What do you think of when you see a rainbow?


Maybe it's because I collect things to do with arks (if you don't believe me see I Love Arks).

Maybe it's because I have led children's meetings for many years and we would often sing the song "Mr Noah built an Ark" which has as the end of the chorus the words

"So whenever you see a rainbow, remember God is Love"

Or Maybe it's because I believe the Bible story of Noah and the Ark with the rainbow as a sign of God's promise to the world.





      But whenever I see a rainbow 


I see the beautiful creation of God and know that He loves me 
and I believe that He keeps His promises. 
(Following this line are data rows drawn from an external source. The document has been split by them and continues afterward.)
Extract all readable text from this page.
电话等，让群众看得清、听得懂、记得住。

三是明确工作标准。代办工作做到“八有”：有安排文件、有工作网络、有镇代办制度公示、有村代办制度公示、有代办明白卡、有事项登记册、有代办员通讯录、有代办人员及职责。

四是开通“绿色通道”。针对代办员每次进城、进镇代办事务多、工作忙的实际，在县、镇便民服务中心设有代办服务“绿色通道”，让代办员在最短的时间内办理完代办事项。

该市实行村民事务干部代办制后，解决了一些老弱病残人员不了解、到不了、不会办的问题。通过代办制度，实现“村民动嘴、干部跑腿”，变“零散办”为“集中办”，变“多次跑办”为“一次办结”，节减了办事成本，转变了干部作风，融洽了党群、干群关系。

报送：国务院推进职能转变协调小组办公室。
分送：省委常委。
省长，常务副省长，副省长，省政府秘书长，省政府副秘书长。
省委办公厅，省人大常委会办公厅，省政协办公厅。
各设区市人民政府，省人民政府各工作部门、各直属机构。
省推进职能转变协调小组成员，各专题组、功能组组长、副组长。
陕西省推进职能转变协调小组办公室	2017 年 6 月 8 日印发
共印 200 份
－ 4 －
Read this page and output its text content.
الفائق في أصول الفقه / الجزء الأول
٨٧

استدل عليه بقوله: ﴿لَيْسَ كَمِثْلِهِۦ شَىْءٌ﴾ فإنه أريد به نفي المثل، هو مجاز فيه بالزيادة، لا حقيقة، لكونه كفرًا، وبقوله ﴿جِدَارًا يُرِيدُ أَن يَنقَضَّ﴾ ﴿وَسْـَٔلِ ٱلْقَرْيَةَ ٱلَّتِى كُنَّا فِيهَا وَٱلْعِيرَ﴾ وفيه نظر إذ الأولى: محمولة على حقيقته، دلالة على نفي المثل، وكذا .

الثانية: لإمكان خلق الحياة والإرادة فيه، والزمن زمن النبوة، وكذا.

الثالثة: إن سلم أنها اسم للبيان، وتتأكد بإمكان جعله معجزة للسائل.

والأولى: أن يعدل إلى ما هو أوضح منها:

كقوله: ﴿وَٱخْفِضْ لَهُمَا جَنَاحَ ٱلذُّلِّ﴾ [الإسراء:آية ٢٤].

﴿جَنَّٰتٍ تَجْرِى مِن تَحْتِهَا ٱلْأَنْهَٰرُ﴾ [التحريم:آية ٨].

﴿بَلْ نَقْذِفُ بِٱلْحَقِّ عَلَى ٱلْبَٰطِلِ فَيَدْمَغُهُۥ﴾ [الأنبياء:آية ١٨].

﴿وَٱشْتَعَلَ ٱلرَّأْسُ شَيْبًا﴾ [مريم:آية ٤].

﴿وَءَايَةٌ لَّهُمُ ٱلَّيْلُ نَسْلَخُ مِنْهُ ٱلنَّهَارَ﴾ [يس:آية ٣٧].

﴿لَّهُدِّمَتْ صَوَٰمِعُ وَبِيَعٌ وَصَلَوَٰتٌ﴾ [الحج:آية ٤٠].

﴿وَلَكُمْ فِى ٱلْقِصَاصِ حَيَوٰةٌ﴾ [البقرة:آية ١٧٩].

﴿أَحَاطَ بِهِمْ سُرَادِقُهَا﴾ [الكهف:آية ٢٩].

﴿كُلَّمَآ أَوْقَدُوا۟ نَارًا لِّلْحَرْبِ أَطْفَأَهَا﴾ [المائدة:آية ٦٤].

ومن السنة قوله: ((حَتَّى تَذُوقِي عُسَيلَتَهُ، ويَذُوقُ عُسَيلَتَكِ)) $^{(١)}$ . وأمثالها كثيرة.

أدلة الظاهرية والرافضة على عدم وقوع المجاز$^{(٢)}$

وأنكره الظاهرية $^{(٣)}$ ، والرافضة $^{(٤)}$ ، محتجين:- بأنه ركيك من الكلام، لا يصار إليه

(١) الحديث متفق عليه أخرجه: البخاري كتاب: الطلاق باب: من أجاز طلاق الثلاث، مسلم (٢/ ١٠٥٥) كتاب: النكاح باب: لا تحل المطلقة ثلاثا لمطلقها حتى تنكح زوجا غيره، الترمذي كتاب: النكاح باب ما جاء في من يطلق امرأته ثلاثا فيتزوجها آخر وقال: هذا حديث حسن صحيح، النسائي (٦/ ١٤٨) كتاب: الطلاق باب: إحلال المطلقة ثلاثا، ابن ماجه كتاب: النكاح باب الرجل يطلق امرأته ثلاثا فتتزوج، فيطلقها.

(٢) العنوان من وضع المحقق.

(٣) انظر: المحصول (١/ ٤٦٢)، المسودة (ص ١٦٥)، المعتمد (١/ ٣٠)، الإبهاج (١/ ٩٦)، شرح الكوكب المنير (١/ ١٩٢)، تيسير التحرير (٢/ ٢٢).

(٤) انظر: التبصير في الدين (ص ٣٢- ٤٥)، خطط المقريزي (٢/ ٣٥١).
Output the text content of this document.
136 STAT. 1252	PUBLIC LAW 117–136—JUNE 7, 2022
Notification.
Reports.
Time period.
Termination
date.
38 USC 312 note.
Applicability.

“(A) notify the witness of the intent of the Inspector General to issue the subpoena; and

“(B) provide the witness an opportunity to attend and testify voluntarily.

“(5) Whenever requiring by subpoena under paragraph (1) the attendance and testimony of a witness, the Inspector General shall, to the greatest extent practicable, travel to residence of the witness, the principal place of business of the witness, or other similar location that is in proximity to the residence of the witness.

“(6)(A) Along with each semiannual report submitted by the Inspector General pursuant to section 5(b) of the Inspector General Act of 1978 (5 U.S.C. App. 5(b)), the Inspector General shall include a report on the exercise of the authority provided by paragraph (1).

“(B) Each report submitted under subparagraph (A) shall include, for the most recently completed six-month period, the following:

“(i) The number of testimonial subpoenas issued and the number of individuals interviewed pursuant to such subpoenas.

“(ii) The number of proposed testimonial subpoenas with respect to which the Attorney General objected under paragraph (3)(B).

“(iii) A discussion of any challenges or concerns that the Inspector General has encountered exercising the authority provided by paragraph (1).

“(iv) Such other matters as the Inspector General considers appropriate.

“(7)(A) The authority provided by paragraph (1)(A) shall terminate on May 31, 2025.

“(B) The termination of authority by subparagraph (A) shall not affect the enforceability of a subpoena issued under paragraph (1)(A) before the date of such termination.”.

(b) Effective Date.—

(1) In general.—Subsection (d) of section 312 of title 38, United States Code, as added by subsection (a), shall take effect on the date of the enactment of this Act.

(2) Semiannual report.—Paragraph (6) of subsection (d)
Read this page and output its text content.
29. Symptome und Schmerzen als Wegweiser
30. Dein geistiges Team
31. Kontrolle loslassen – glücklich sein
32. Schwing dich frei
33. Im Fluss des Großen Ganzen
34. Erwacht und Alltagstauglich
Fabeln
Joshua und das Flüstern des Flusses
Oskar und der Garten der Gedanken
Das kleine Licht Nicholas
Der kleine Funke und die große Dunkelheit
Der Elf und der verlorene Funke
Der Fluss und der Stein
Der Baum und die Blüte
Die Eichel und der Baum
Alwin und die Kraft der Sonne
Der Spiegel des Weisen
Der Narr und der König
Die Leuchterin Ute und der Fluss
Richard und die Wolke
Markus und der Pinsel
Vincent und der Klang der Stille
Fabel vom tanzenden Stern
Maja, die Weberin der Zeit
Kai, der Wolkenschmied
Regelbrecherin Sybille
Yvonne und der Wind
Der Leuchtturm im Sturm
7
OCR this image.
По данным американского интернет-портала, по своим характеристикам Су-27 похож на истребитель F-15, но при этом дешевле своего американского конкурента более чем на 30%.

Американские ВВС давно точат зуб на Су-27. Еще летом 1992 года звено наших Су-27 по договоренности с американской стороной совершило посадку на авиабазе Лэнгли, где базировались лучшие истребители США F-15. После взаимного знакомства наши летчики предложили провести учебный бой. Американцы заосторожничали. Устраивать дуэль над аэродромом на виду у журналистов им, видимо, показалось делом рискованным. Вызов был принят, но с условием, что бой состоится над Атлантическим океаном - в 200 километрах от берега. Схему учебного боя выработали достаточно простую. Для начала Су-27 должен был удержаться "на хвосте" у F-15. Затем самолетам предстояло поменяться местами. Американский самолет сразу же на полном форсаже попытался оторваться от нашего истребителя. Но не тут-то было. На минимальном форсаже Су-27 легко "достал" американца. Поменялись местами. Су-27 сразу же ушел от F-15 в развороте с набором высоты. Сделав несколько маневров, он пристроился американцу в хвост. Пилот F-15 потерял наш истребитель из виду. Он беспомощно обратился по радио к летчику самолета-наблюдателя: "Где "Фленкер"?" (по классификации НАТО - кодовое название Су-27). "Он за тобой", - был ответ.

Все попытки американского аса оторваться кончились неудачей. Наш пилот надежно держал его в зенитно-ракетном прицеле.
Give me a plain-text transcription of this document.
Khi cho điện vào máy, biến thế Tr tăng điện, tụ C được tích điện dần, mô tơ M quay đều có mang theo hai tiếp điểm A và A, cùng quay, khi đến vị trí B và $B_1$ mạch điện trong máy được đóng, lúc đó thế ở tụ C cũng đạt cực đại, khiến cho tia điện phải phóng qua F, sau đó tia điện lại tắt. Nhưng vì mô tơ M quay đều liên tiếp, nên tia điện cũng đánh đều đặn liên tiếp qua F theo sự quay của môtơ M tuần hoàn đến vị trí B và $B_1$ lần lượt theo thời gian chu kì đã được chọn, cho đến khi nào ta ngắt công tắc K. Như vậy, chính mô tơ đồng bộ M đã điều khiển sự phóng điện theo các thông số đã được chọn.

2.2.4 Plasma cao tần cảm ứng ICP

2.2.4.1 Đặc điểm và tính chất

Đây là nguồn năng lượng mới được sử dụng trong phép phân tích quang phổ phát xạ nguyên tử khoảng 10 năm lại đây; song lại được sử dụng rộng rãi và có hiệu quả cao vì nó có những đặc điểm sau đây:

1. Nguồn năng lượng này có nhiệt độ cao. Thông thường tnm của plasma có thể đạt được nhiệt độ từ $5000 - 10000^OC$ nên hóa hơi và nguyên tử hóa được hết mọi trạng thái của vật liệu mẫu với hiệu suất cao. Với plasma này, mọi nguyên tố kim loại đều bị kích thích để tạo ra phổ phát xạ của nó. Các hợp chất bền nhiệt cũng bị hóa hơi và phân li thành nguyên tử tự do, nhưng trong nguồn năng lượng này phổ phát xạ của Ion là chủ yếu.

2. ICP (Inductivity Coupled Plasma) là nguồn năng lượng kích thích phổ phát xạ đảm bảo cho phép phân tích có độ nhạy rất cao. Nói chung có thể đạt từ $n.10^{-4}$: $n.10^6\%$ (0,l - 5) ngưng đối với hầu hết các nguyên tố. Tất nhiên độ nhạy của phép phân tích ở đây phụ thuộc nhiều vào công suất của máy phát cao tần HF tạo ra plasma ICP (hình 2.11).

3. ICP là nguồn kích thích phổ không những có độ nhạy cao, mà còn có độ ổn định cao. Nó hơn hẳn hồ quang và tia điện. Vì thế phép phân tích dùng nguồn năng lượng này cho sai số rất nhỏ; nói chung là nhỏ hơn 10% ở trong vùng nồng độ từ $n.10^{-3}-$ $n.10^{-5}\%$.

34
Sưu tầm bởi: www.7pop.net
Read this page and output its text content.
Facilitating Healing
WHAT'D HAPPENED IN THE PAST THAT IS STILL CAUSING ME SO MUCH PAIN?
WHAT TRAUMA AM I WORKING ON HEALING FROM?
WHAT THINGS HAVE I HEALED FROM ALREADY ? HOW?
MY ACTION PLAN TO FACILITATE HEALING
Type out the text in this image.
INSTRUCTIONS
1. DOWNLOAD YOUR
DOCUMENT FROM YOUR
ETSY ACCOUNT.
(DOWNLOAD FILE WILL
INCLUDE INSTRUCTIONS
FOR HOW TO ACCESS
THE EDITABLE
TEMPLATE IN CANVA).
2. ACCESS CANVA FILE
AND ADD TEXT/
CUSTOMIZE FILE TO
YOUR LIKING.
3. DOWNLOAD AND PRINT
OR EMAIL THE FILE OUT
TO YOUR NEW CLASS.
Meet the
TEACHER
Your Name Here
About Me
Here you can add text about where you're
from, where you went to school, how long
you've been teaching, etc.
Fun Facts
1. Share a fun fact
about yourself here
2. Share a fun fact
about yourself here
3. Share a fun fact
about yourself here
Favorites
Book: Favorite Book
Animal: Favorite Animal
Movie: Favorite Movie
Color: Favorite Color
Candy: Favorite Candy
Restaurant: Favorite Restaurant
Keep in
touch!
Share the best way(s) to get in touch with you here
And there in that alone I have 3 reasons why I say


 "Thank you God"








Wednesday

3 Kings & A Camel - A Dose of Encouragement

Tonight we had a puppet show at church.


We laughed so hard I nearly cried.


I wish I had taken a video clip because it will be so hard to explain the episode with the camel to someone who was not there.





The three wise men, dressed as kings, were riding along on one camel following the star.


The music had a certain beat to it that meant the puppeteers were jolting the camel & kings along forward for three beats and then flinging their heads backwards on the fourth beat.


A few times of this went okay and then one of the kings flung his head back so hard he lost his crown.


Next time one of the kings almost disappeared as the one in front head-butted him but then to "crown" it all off the next time the camel head-butted the first king which resulted in him head-butting the second king and of course he head-butted the third king making all of them look like they were falling off the camel.


We laughed so hard I nearly cried.


However the main problem lay in the fact that the camel had such a cute looking face that you had to forgive him & love him even if he may have almost killed the 3 kings.




Christmas Card I sent the Church Kids



Afterwards we came to the decision that the grown ups probably laughed louder than the kids.  We went through to have some refreshments and some of us were doing the camel dance (minus the head-butting of course) and saying how we loved the camel.

So what was the result of our Christmas Puppet Show? 

  • Children & adults both had a great time.
  • Laughter brought lots of smiles. 
  • Easy time of chatting with guests in the relaxed atmosphere.
  • Everyone saw & heard the nativity story in a way they won't forget.
  • The teenage puppeteers worked together to tell others the Message of God's Love.








God is so good to us all of the time but often we don't see this and miss out on the great enjoyment we can have in our Christian walk, we forget to smile and enjoy being with others.


Of course just as the verse above says we need to have wisdom and choose good friends and companions.








Perhaps we need to see & hear God's word in a way that we don't want to forget it but rather spread it around so that everyone can hear & see God's Love because God wants us to do that for Him, 

Yes - US - the ones who know it all first-hand.